Concubine or wife of Charlemagne (c. 742 – c. 780)

Himiltrude (c. 742 – c. 780?) was the mother of Charlemagne's first-born son Pepin the Hunchback. Some historians have acknowledged her as the wife of Charlemagne, though she is often referred to as a concubine.

==Life==

Little is known about Himiltrude's origins. Paul the Deacon calls her a "noble girl". The appearance of her name in the fraternity books of Alemannian monasteries may suggest an affiliation with the Germanic Alemannian or Alsatian nobility, while other sources make her the daughter of a Burgundian count and a granddaughter of Grimbert I, Count of Paris. It is not possible, however, to extrapolate any political ramifications from Charlemagne's relationship with Himiltrude.

Himiltrude probably entered into a relationship with Charlemagne during the lifetime of his father, Pepin the Short. When Charlemagne acceded to the throne in 768, Himiltrude remained unnamed in official sources - contrary to the example set by Charlemagne's mother, Bertrada of Laon. Himiltrude bore Charles a son called Pepin.

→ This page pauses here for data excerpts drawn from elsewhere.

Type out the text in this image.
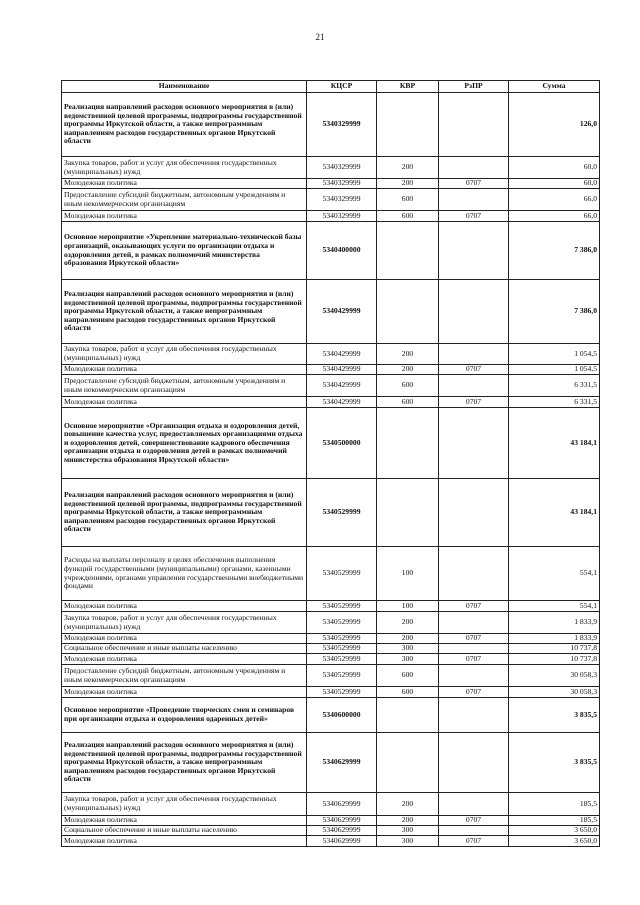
21
Наименование	КЦСР	КВР	РзПР	Сумма
Реализация направлений расходов основного мероприятия в (или) ведомственной целевой программы, подпрограммы государственной программы Иркутской области, а также непрограммным направлениям расходов государственных органов Иркутской области	5340329999			126,0
Закупка товаров, работ и услуг для обеспечения государственных (муниципальных) нужд	5340329999	200		60,0
Молодежная политика	5340329999	200	0707	60,0
Предоставление субсидий бюджетным, автономным учреждениям и иным некоммерческим организациям	5340329999	600		66,0
Молодежная политика	5340329999	600	0707	66,0
Основное мероприятие «Укрепление материально-технической базы организаций, оказывающих услуги по организации отдыха и оздоровления детей, в рамках полномочий министерства образования Иркутской области»	5340400000			7 386,0
Реализация направлений расходов основного мероприятия и (или) ведомственной целевой программы, подпрограммы государственной программы Иркутской области, а также непрограммным направлениям расходов государственных органов Иркутской области	5340429999			7 386,0
Закупка товаров, работ и услуг для обеспечения государственных (муниципальных) нужд	5340429999	200		1 054,5
Молодежная политика	5340429999	200	0707	1 054,5
Предоставление субсидий бюджетным, автономным учреждениям и иным некоммерческим организациям	5340429999	600		6 331,5
Молодежная политика	5340429999	600	0707	6 331,5
Основное мероприятие «Организация отдыха и оздоровления детей, повышение качества услуг, предоставляемых организациями отдыха и оздоровления детей, совершенствование кадрового обеспечения организации отдыха и оздоровления детей в рамках полномочий министерства образования Иркутской области»	5340500000			43 184,1
Реализация направлений расходов основного мероприятия и (или) ведомственной целевой программы, подпрограммы государственной программы Иркутской области, а также непрограммным направлениям расходов государственных органов Иркутской области	5340529999			43 184,1
Расходы на выплаты персоналу в целях обеспечения выполнения функций государственными (муниципальными) органами, казенными учреждениями, органами управления государственными внебюджетными фондами	5340529999	100		554,1
Молодежная политика	5340529999	100	0707	554,1
Закупка товаров, работ и услуг для обеспечения государственных (муниципальных) нужд	5340529999	200		1 833,9
Молодежная политика	5340529999	200	0707	1 833,9
Социальное обеспечение и иные выплаты населению	5340529999	300		10 737,8
Молодежная политика	5340529999	300	0707	10 737,8
Предоставление субсидий бюджетным, автономным учреждениям и иным некоммерческим организациям	5340529999	600		30 058,3
Молодежная политика	5340529999	600	0707	30 058,3
Основное мероприятие «Проведение творческих смен и семинаров при организации отдыха и оздоровления одаренных детей»	5340600000			3 835,5
Реализация направлений расходов основного мероприятия и (или) ведомственной целевой программы, подпрограммы государственной программы Иркутской области, а также непрограммным направлениям расходов государственных органов Иркутской области	5340629999			3 835,5
Закупка товаров, работ и услуг для обеспечения государственных (муниципальных) нужд	5340629999	200		185,5
Молодежная политика	5340629999	200	0707	185,5
Социальное обеспечение и иные выплаты населению	5340629999	300		3 650,0
Молодежная политика	5340629999	300	0707	3 650,0
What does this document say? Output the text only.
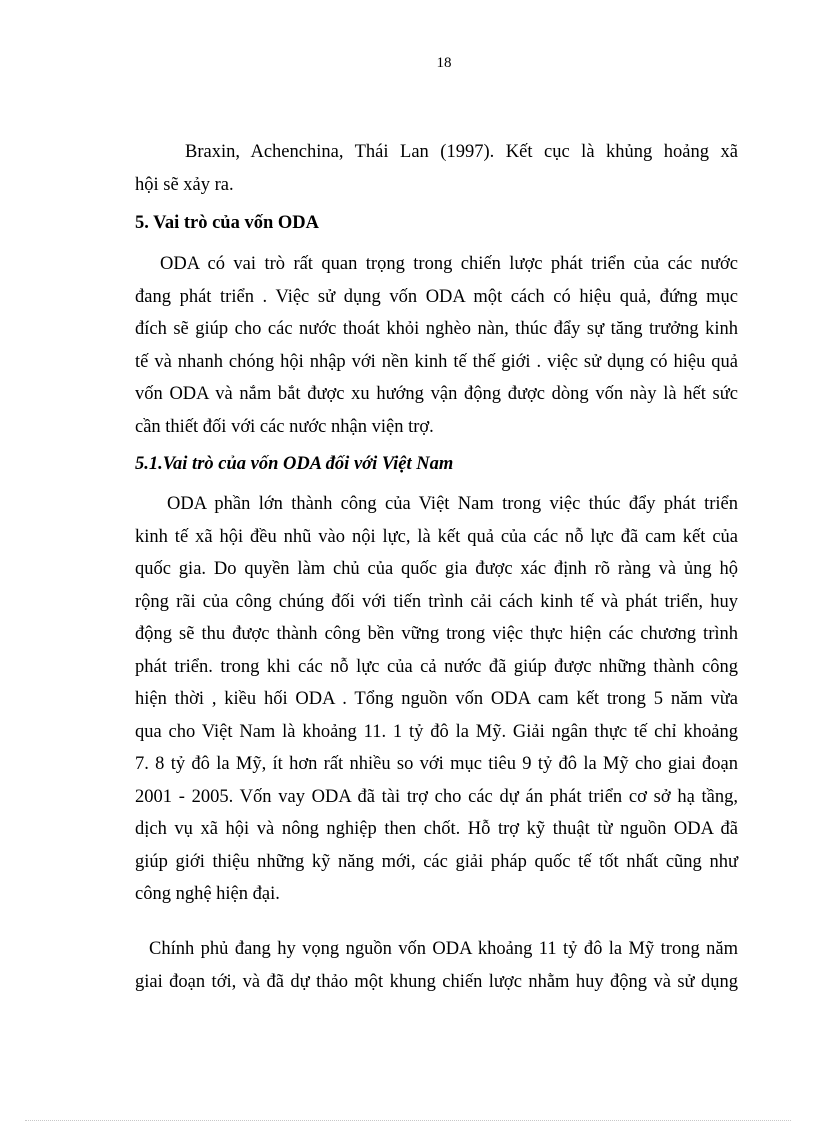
18
Braxin, Achenchina, Thái Lan (1997). Kết cục là khủng hoảng xã
hội sẽ xảy ra.
5. Vai trò của vốn ODA
ODA có vai trò rất quan trọng trong chiến lược phát triển của các nước
đang phát triển . Việc sử dụng vốn ODA một cách có hiệu quả, đứng mục
đích sẽ giúp cho các nước thoát khỏi nghèo nàn, thúc đẩy sự tăng trưởng kinh
tế và nhanh chóng hội nhập với nền kinh tế thế giới . việc sử dụng có hiệu quả
vốn ODA và nắm bắt được xu hướng vận động được dòng vốn này là hết sức
cần thiết đối với các nước nhận viện trợ.
5.1.Vai trò của vốn ODA đối với Việt Nam
ODA phần lớn thành công của Việt Nam trong việc thúc đẩy phát triển
kinh tế xã hội đều nhũ vào nội lực, là kết quả của các nỗ lực đã cam kết của
quốc gia. Do quyền làm chủ của quốc gia được xác định rõ ràng và ủng hộ
rộng rãi của công chúng đối với tiến trình cải cách kinh tế và phát triển, huy
động sẽ thu được thành công bền vững trong việc thực hiện các chương trình
phát triển. trong khi các nỗ lực của cả nước đã giúp được những thành công
hiện thời , kiều hối ODA . Tổng nguồn vốn ODA cam kết trong 5 năm vừa
qua cho Việt Nam là khoảng 11. 1 tỷ đô la Mỹ. Giải ngân thực tế chỉ khoảng
7. 8 tỷ đô la Mỹ, ít hơn rất nhiều so với mục tiêu 9 tỷ đô la Mỹ cho giai đoạn
2001 - 2005. Vốn vay ODA đã tài trợ cho các dự án phát triển cơ sở hạ tầng,
dịch vụ xã hội và nông nghiệp then chốt. Hỗ trợ kỹ thuật từ nguồn ODA đã
giúp giới thiệu những kỹ năng mới, các giải pháp quốc tế tốt nhất cũng như
công nghệ hiện đại.
Chính phủ đang hy vọng nguồn vốn ODA khoảng 11 tỷ đô la Mỹ trong năm
giai đoạn tới, và đã dự thảo một khung chiến lược nhằm huy động và sử dụng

Shortly after Pepin's birth, an alliance was formulated between Charlemagne and the King of the Lombards, Desiderius. To seal the alliance, it was agreed that Charlemagne should marry Desiderius' daughter (called Desiderata by modern scholars).

Himiltrude was dismissed at that time and disappears from historical records. A grave excavated in the monastery of Nivelles was found to contain the corpse of a forty-year-old woman, possibly identifiable with Himiltrude. If so, Himiltrude would appear to have died long after 770, although if and when she retired to Nivelles cannot be deduced. She is named in the confraternity books of Pfäfers, Reichenau, Remiremont and Saint Gall.

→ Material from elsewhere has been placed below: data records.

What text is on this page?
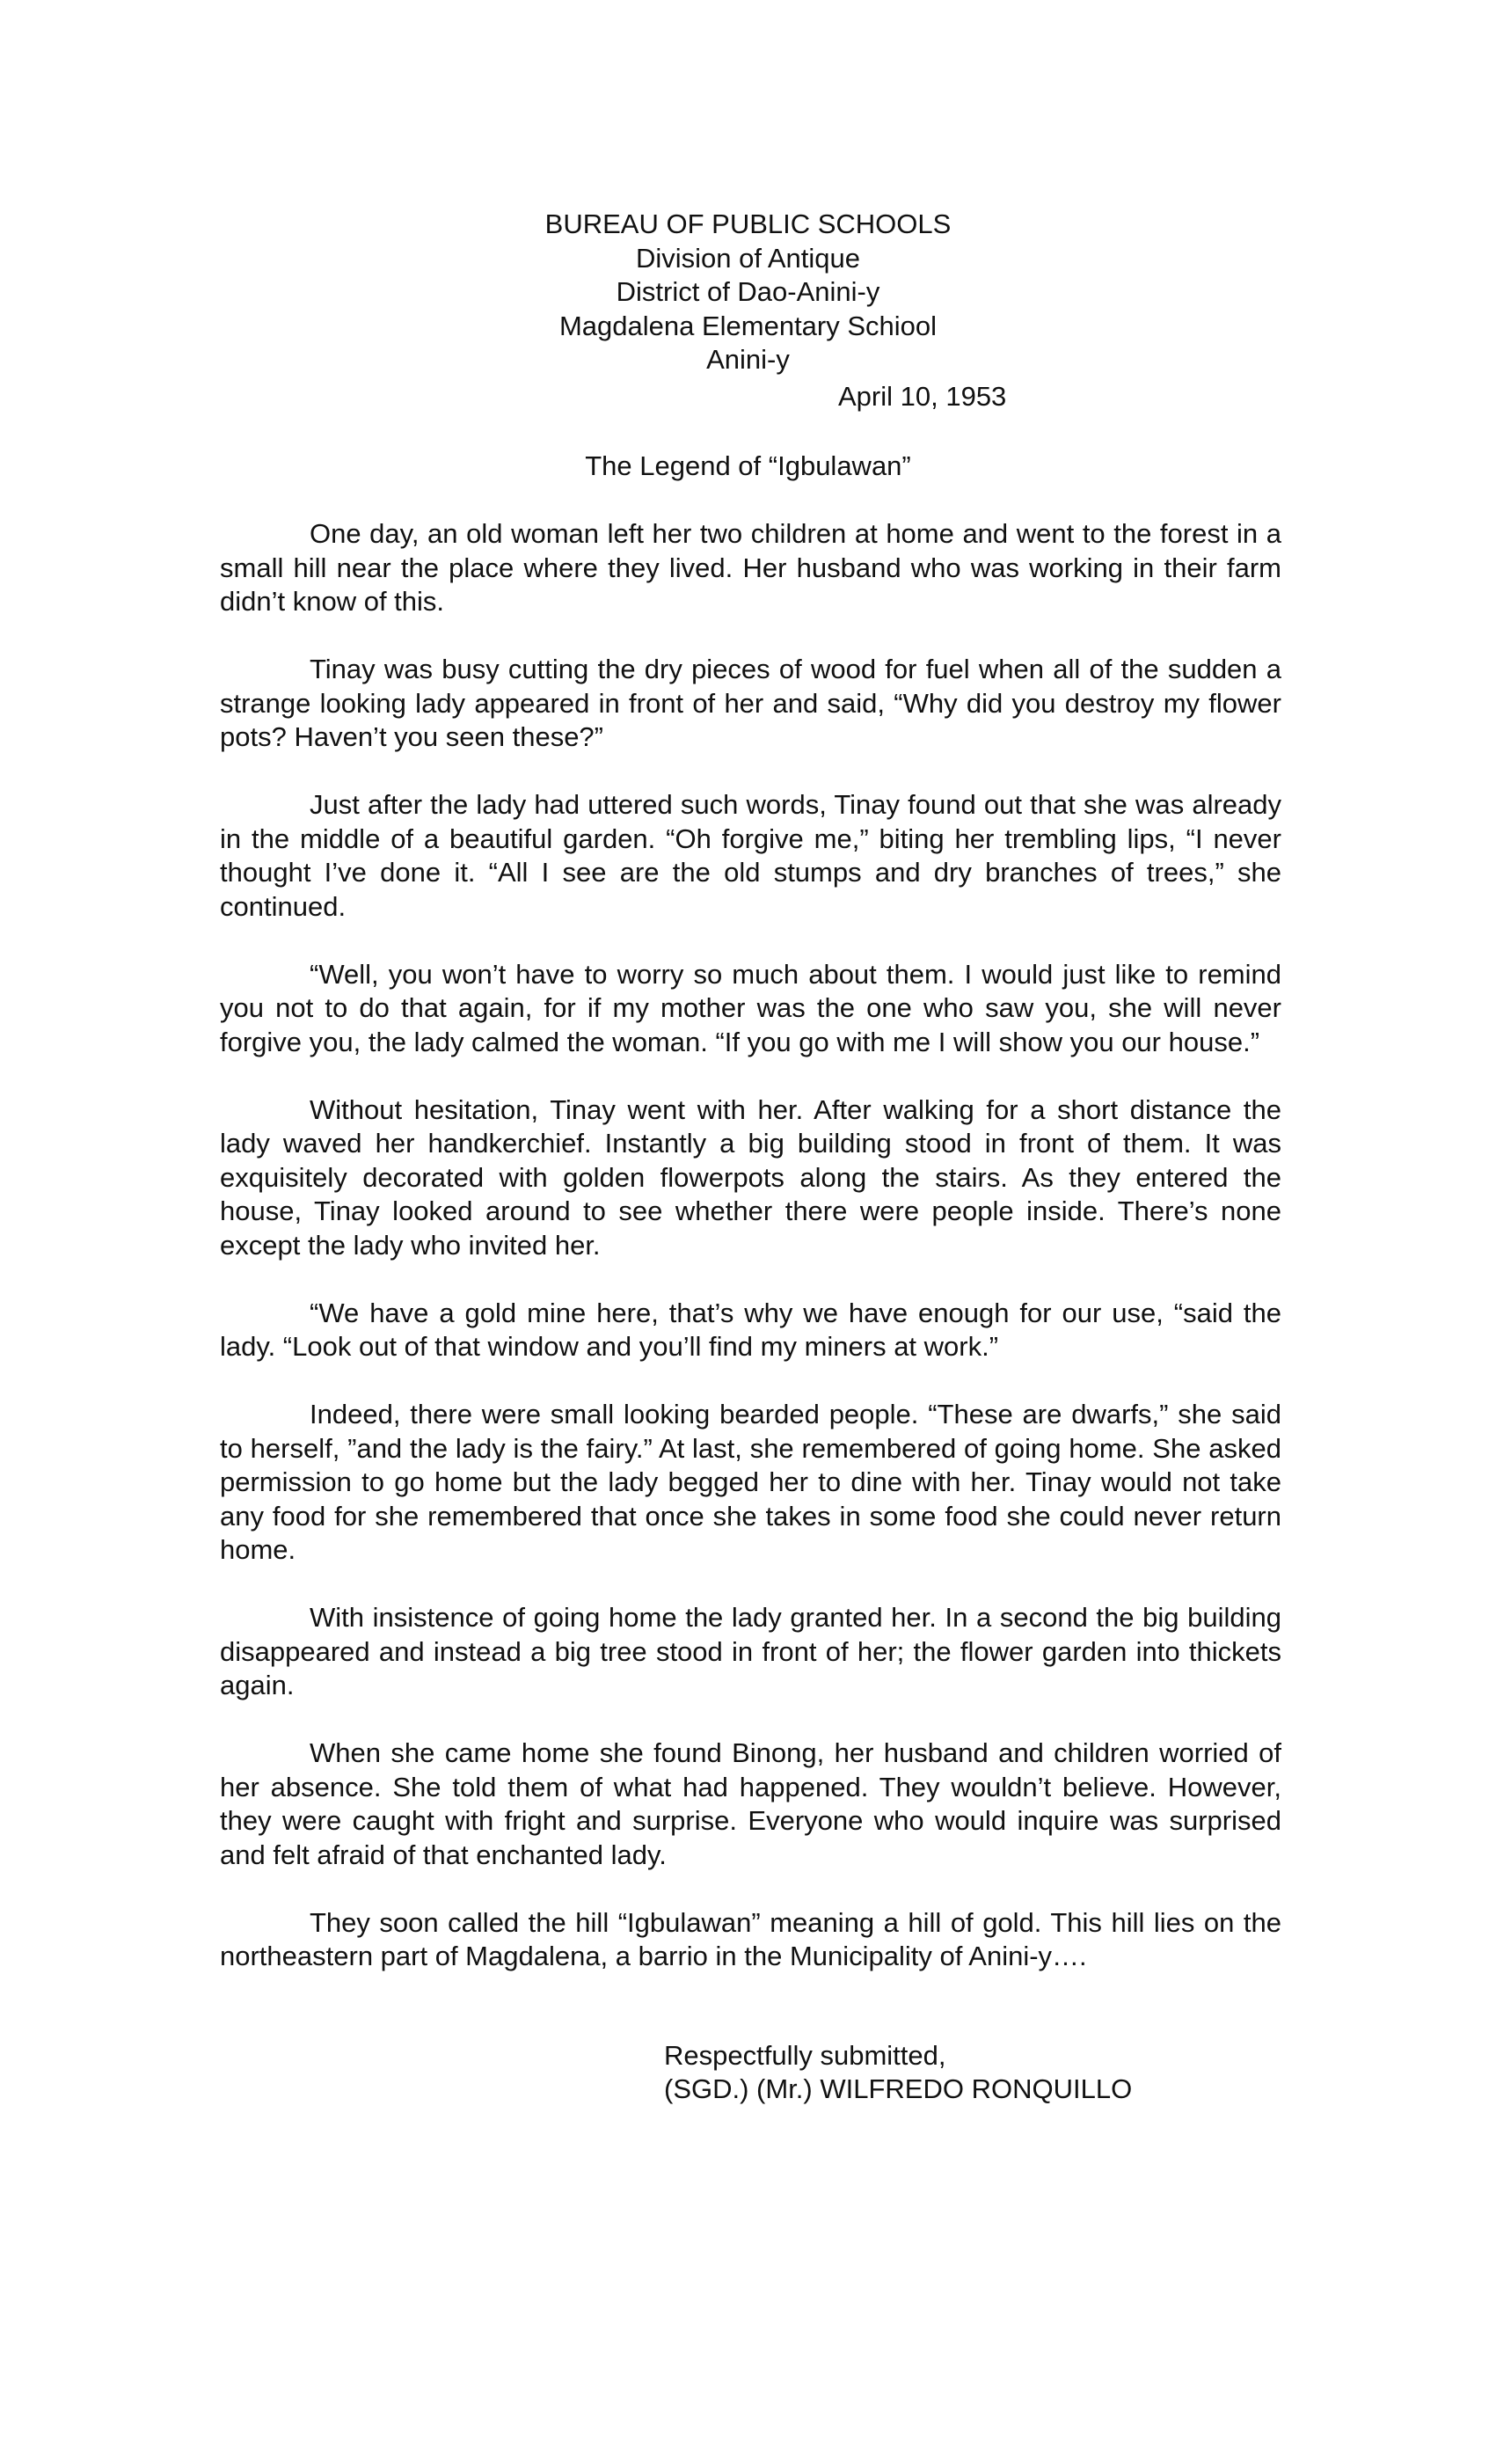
BUREAU OF PUBLIC SCHOOLS
Division of Antique
District of Dao-Anini-y
Magdalena Elementary Schiool
Anini-y
April 10, 1953
The Legend of “Igbulawan”

One day, an old woman left her two children at home and went to the forest in a small hill near the place where they lived. Her husband who was working in their farm didn’t know of this.

Tinay was busy cutting the dry pieces of wood for fuel when all of the sudden a strange looking lady appeared in front of her and said, “Why did you destroy my flower pots? Haven’t you seen these?”

Just after the lady had uttered such words, Tinay found out that she was already in the middle of a beautiful garden. “Oh forgive me,” biting her trembling lips, “I never thought I’ve done it. “All I see are the old stumps and dry branches of trees,” she continued.

“Well, you won’t have to worry so much about them. I would just like to remind you not to do that again, for if my mother was the one who saw you, she will never forgive you, the lady calmed the woman. “If you go with me I will show you our house.”

Without hesitation, Tinay went with her. After walking for a short distance the lady waved her handkerchief. Instantly a big building stood in front of them. It was exquisitely decorated with golden flowerpots along the stairs. As they entered the house, Tinay looked around to see whether there were people inside. There’s none except the lady who invited her.

“We have a gold mine here, that’s why we have enough for our use, “said the lady. “Look out of that window and you’ll find my miners at work.”

Indeed, there were small looking bearded people. “These are dwarfs,” she said to herself, ”and the lady is the fairy.” At last, she remembered of going home. She asked permission to go home but the lady begged her to dine with her. Tinay would not take any food for she remembered that once she takes in some food she could never return home.

With insistence of going home the lady granted her. In a second the big building disappeared and instead a big tree stood in front of her; the flower garden into thickets again.

When she came home she found Binong, her husband and children worried of her absence. She told them of what had happened. They wouldn’t believe. However, they were caught with fright and surprise. Everyone who would inquire was surprised and felt afraid of that enchanted lady.

They soon called the hill “Igbulawan” meaning a hill of gold. This hill lies on the northeastern part of Magdalena, a barrio in the Municipality of Anini-y….

Respectfully submitted,
(SGD.) (Mr.) WILFREDO RONQUILLO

Her son Pepin, who had a spinal deformity and was called "the Hunchback", was eclipsed by Charlemagne's sons from his later marriage to Hildegard. Following an attempted rebellion against his father, Pepin was confined to a monastery.

==Marital status==
The nature of Himiltrude's relationship to Charlemagne is a matter of dispute. Charlemagne's biographer Einhard calls her a "concubine" and Paulus Diaconus speaks of Pepin's birth "before legal marriage". A letter by Pope Stephen III seemingly referring to Charlemagne and his brother Carloman as being already married (to Himiltrude and Gerberga), and advising them not to dismiss their wives, has led many historians to believe that Himiltrude and Charlemagne were legally married. however the words employed by the pope could also simply mean that there had only been a promise of marriage and that they were thus only promised to each other. The acts of Adalard of Corbie supports this hypothesis, for his monastic vocation is described as due to the scruple he had regarding Charlemagne's dismissal of Princess Desiderata of the Lombards which occurred before any consummation of the marriage and possibly before any religious ceremony (it is unclear whether the marriage ever took place or if Desiderata only received the homage of the nobility in accordance with her planned future position of Queen of the Franks). If Adalard was scandalised by this dismissal, it is highly unlikely he would have been unfazed about Himiltrude's dismissal, had she truly been married to Charlemagne.

Historians have interpreted the information in different ways. Some, such as Pierre Riché, follow Einhard in describing Himiltrude as a concubine. Others, Dieter Hägemann for example, consider Himiltrude a wife in the full sense. Still others subscribe to the idea that the relationship between the two was "something more than concubinage, less than marriage" and describe it as a Friedelehe, a supposed form of marriage unrecognized by the Church and easily dissolvable. This form of relationship is often seen in a conflict between Christian marriage and more flexible Germanic concepts.